E eu digo-te: Quando alguém parte, alguém fica. O ponto por onde passou um homem, já não está só. Unicamente está só, de solidão humana, o lugar por onde nenhum homem passou. As casas novas estão mais mortas que as velhas, porque as suas paredes são de pedra ou de aço, mas não de homens. Uma casa vem ao mundo não quando acabam de edificá-la, mas quando começam a habitá-la. Uma casa vive unicamente de homens, como um sepulcro. Daqui essa irresistível semelhança que há entre uma casa e um sepulcro. Somente que a casa se nutre da vida de um homem, enquanto que o sepulcro se nutre da morte do homem. Por isso a primeira está de pé, enquanto o segundo está deitado.

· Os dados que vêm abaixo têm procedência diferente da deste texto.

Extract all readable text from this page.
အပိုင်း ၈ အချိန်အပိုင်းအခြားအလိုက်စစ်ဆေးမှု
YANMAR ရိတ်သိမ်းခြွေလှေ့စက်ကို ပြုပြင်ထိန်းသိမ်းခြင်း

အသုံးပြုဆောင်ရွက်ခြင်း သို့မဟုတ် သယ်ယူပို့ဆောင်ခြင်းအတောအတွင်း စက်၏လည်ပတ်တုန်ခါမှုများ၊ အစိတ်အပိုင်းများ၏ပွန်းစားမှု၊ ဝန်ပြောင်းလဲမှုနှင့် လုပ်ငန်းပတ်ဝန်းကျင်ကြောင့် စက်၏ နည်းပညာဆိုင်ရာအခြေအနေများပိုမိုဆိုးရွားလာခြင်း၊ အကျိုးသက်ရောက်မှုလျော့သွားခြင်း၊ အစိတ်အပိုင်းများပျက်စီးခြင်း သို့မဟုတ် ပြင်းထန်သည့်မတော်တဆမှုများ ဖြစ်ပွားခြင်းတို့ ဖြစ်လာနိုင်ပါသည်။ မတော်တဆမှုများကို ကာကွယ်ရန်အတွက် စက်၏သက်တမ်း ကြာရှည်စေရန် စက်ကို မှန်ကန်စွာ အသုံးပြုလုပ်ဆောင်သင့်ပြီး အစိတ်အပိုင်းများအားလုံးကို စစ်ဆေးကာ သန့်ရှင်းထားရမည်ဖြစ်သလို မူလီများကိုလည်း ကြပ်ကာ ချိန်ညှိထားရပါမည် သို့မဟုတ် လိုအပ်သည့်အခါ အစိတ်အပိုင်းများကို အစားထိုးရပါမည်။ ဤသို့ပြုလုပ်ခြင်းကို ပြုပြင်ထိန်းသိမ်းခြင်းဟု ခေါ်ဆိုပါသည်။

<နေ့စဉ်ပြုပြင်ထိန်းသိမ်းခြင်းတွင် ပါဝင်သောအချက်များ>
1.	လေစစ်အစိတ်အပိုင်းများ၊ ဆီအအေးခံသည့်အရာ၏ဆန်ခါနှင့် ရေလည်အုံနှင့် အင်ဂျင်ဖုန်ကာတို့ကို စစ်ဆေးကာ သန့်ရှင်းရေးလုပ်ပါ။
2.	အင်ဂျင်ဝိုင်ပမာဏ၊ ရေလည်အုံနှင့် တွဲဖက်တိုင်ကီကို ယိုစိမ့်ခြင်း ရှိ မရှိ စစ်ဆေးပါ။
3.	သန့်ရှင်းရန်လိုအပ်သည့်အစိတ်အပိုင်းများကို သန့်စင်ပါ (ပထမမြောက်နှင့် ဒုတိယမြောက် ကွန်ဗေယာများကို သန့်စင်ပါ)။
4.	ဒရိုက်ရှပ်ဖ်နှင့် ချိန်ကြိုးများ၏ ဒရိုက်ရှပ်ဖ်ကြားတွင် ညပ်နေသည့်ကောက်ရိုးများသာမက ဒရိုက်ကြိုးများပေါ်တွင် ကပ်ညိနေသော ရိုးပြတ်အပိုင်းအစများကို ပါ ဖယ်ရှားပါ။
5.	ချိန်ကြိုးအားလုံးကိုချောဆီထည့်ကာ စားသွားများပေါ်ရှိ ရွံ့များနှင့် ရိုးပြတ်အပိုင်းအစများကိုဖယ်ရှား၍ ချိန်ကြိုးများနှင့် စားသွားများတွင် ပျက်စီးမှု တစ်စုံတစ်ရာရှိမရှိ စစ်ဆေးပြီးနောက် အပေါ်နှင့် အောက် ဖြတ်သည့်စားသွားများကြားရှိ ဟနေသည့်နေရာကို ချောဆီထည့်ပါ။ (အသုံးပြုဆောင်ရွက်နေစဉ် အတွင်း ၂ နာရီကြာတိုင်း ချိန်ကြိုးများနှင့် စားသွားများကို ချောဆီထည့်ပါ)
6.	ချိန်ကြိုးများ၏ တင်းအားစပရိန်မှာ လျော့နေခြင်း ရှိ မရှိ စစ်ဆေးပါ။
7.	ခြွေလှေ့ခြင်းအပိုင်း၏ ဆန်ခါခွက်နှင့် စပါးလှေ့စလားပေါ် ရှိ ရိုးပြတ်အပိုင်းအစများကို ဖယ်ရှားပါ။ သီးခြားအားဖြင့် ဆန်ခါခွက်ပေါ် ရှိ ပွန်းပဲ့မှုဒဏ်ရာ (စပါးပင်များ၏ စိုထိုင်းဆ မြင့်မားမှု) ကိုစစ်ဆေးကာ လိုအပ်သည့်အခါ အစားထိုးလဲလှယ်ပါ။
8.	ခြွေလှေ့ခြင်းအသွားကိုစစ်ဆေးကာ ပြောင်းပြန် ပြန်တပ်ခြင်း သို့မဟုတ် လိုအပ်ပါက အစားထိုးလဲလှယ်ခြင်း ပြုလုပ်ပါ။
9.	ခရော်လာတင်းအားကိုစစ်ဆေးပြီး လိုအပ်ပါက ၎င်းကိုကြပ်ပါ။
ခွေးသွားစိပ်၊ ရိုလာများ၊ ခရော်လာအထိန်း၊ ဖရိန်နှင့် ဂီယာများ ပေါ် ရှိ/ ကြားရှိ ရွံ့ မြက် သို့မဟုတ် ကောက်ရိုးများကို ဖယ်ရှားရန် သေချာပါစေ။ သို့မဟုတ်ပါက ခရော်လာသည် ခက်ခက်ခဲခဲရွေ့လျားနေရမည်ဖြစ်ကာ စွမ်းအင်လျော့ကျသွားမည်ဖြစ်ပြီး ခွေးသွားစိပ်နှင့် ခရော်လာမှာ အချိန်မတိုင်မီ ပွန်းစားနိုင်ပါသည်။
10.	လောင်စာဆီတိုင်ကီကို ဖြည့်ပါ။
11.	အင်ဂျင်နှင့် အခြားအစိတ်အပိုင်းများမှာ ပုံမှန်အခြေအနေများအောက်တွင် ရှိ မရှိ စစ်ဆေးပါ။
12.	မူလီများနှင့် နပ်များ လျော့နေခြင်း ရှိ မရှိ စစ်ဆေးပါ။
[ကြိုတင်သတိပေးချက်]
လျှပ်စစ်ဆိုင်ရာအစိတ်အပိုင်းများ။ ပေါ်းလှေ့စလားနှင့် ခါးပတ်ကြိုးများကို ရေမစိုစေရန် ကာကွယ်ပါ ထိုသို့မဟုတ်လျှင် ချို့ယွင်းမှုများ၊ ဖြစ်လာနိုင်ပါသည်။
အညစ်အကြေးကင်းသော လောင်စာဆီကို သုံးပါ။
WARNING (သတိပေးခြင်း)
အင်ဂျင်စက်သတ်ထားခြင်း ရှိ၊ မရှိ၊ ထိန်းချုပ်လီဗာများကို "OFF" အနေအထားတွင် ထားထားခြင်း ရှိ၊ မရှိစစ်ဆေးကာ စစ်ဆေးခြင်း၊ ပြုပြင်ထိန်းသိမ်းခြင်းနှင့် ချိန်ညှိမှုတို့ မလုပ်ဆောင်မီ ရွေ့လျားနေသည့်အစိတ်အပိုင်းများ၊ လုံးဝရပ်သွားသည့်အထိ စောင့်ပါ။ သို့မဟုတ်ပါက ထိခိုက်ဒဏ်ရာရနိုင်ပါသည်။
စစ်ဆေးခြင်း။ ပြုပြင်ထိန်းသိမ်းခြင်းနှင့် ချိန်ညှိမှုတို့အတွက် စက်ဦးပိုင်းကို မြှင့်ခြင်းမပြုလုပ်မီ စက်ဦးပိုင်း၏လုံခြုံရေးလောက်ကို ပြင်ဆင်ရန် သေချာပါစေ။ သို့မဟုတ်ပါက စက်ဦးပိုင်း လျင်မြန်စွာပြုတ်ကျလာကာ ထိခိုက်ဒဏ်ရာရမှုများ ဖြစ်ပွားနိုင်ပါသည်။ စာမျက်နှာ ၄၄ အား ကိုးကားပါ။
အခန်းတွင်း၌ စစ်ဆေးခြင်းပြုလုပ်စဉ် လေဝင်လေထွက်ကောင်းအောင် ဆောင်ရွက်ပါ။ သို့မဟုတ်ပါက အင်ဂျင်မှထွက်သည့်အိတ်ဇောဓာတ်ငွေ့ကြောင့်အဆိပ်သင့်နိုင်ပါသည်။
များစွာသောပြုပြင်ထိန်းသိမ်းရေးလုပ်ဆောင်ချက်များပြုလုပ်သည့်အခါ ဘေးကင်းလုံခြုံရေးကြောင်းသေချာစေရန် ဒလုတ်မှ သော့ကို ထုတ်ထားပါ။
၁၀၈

Todos partiram da casa, na realidade, mas todos na verdade ficaram. E não é a recordação deles o que fica, mas eles mesmos. E não é tão-pouco que eles fiquem na casa, mas que continuam pela casa. As funções e os actos partem da casa, de comboio ou de avião ou a cavalo, a pé ou arrastando-se. O que continua na casa é o órgão, o agente em gerúndio e em círculo. Os passos partiram, os beijos, os perdões, os crimes. O que continua na casa é o pé, os lábios, os olhos, o coração. As negações e as afirmações, o bem e o mal, dispersaram-se. O que continua na casa é o sujeito do acto.»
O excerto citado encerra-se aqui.